24日の日本市場の株式・債券・為替相場の動き
  • 東証株価指数(TOPIX)の終値は前日比0.4%安の2742.54
  • 日経平均株価は1.2%安の3万8646円11銭
    • 朝方に一時735円(1.9%)安まで売り込まれた後、下げ渋り
  • 長期国債先物6月物の終値は前日比14銭安の143円59銭
  • 新発10年国債利回りは0.5ベーシスポイント(bp、1bp=0.01%)高い1.005%と、2012年4月以来の高水準
  • 円は対ドルで前日比0.1%安157円03銭-午後3時18分現在

株式

  東京株式相場は反落。米利下げ期待の後退でリスク資産を敬遠する売りが幅広く出て、前日に大幅高となった半導体関連株のほか、証券、不動産などの景気敏感株が安い。新興成長企業中心に構成される東証グロース市場250指数(旧マザーズ指数)は約4年ぶりの低水準に下げた。

 

  TOPIX採用の2141銘柄のうち、下落は1276、上昇は767。売買代金上位ではレーザーテックやソシオネクスト、アドバンテストが売られ、アナリストに中期経営計画の内容が物足りないと指摘された富士電機は急落。一方、みずほ証券が投資判断を「買い」に上げた資生堂のほか、北海道電力は高い。

 

  アセットマネジメントOneの荻原健チーフストラテジストは、4月のCPIは想定通りだったとした上で、「日銀のスタンスがタカ派化しているとの見方が増えており、金利も上がってきているため、日本株の重しになっている」と指摘。金利上昇は本来、銀行など金融セクターにはポジティブになるが、「米利下げの後ずれに対する懸念の方が大きい状況だ」と言う。

日経平均株価の日中推移

 

 

債券

  債券相場は長期金利が12年ぶりの高水準を付けた。日銀による国債買い入れの減額や追加利上げへの警戒感が引き続き重しとなり、流動性供給入札が弱めの結果となったことも売りにつながった。

 

  三井住友トラスト・アセットマネジメントの稲留克俊シニアストラテジストは、「流動性供給入札に悲観的な見方が少なかったので弱めの結果だったことで反応している」と指摘。日銀の国債買い入れが13日オペのように予想外のタイミングで減額されることへの懸念が根強く、利回り水準が上昇しても買いは入りづらいと話した。
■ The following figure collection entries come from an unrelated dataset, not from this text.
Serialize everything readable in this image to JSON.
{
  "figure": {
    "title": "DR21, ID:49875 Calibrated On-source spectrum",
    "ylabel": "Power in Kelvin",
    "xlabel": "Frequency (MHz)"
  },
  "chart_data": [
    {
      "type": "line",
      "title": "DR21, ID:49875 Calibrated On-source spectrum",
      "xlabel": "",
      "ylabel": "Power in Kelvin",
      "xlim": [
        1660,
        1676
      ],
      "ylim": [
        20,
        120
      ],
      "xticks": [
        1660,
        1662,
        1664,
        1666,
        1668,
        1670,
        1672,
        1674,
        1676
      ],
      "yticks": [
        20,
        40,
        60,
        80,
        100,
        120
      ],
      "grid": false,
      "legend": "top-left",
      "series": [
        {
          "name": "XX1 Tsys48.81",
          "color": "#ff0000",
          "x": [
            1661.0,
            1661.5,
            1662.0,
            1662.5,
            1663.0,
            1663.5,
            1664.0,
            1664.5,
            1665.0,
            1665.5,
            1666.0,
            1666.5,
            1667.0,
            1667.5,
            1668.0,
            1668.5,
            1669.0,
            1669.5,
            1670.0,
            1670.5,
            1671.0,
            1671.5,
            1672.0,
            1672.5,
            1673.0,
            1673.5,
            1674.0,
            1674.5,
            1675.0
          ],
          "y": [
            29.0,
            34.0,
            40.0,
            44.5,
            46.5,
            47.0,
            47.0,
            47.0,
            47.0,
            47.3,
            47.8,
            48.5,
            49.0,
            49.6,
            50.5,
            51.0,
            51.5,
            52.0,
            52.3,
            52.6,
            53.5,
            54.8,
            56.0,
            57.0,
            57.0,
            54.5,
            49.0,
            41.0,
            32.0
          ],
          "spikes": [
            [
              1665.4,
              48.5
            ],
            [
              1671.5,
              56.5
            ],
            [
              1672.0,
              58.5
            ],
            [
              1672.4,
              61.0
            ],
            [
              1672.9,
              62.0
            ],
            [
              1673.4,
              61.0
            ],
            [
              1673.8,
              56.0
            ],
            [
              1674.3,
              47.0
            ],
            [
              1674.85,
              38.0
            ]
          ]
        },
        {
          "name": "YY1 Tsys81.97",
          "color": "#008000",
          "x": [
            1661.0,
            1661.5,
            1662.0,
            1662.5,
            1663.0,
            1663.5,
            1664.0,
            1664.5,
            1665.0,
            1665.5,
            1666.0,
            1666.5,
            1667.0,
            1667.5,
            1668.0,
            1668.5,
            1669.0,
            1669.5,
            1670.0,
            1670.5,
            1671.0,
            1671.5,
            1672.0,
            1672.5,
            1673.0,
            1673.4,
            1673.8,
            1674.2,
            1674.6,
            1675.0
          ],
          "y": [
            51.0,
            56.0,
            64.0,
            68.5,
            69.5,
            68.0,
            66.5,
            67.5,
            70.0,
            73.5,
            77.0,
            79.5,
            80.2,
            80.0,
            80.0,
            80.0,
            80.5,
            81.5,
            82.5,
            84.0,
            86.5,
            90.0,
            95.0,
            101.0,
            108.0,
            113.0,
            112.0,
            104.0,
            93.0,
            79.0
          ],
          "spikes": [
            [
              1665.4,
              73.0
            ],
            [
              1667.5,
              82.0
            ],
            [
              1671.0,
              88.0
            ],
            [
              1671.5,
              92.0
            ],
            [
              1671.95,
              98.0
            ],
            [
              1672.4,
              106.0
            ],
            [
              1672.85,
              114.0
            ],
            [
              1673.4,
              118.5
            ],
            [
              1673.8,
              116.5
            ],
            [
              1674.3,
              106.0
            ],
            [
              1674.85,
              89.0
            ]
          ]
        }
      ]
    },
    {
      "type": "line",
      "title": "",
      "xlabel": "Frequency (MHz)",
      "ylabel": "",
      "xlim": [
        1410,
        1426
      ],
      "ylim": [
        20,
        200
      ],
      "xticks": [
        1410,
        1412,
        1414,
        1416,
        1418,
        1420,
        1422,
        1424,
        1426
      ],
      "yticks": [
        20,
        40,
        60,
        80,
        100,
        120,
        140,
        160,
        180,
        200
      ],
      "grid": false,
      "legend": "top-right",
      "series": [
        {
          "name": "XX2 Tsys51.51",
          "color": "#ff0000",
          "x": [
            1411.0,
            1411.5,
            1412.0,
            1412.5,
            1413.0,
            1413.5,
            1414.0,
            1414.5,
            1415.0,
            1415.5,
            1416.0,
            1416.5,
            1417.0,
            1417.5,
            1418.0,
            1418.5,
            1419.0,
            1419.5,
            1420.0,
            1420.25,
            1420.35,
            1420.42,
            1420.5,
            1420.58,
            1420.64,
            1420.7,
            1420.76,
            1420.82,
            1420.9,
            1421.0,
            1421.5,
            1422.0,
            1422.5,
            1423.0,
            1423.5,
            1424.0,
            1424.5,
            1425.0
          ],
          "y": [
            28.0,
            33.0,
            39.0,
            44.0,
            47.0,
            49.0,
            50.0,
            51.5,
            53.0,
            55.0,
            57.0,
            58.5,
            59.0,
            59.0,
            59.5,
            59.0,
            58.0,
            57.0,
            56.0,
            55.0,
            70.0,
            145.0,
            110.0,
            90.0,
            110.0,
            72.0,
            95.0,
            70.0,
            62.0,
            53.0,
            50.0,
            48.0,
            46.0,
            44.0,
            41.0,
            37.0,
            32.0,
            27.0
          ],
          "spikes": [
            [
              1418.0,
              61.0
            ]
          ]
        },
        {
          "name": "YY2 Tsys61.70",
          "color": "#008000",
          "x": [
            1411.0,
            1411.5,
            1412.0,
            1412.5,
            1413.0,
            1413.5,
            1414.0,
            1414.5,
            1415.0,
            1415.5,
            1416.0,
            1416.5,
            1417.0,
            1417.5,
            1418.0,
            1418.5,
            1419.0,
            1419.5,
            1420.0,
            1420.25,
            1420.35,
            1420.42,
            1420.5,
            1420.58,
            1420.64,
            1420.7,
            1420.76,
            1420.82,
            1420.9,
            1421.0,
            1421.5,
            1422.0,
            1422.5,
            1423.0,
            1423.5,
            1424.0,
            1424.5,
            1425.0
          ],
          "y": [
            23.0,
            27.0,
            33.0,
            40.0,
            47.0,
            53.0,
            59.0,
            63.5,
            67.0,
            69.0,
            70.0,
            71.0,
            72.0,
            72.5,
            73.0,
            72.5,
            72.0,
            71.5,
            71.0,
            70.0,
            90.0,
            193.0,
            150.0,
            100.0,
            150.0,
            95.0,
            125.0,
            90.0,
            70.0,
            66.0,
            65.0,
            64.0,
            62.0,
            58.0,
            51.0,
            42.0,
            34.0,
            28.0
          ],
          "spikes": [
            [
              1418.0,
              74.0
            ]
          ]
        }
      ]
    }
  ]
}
  財務省が実施した残存期間「5年超15.5年以下」の利付債を対象にした流動性供給入札は、応札倍率が3.02倍と前回4月16日の同年限入札の3.13倍から低下した。

 

日本債券: 流動性供給の過去の入札結果 (表)

新発国債利回り(午後3時時点)

  2年債 5年債 10年債 20年債 30年債 40年債
  0.335% 0.585% 1.005% 1.860% 2.165% 2.320%
前日比 横ばい +0.5bp +0.5bp +1.0bp +0.5bp -1.5bp

新発10年債利回りの推移

 

 

外国為替

  東京外国為替市場の円相場は1ドル=157円台前半で小安く推移。輸入企業など実需の円売りが円を押し下げたものの、日本時間2日早朝に円買い介入が実施されたとみられる水準に近づく中、介入警戒感から下げ幅も限られた。

 

  外為どっとコム総合研究所の神田卓也調査部長は、購買担当者指数(PMI)を受けた米景況感の強さを背景としたドルの先高観が円の重しになっていると指摘。ただ、2日に介入があったとみられる157円台に入って「介入警戒感が再燃しており、157円台では実需はドル買い・円売りはできても、投機はそれをしづらいかもしれない」と述べた。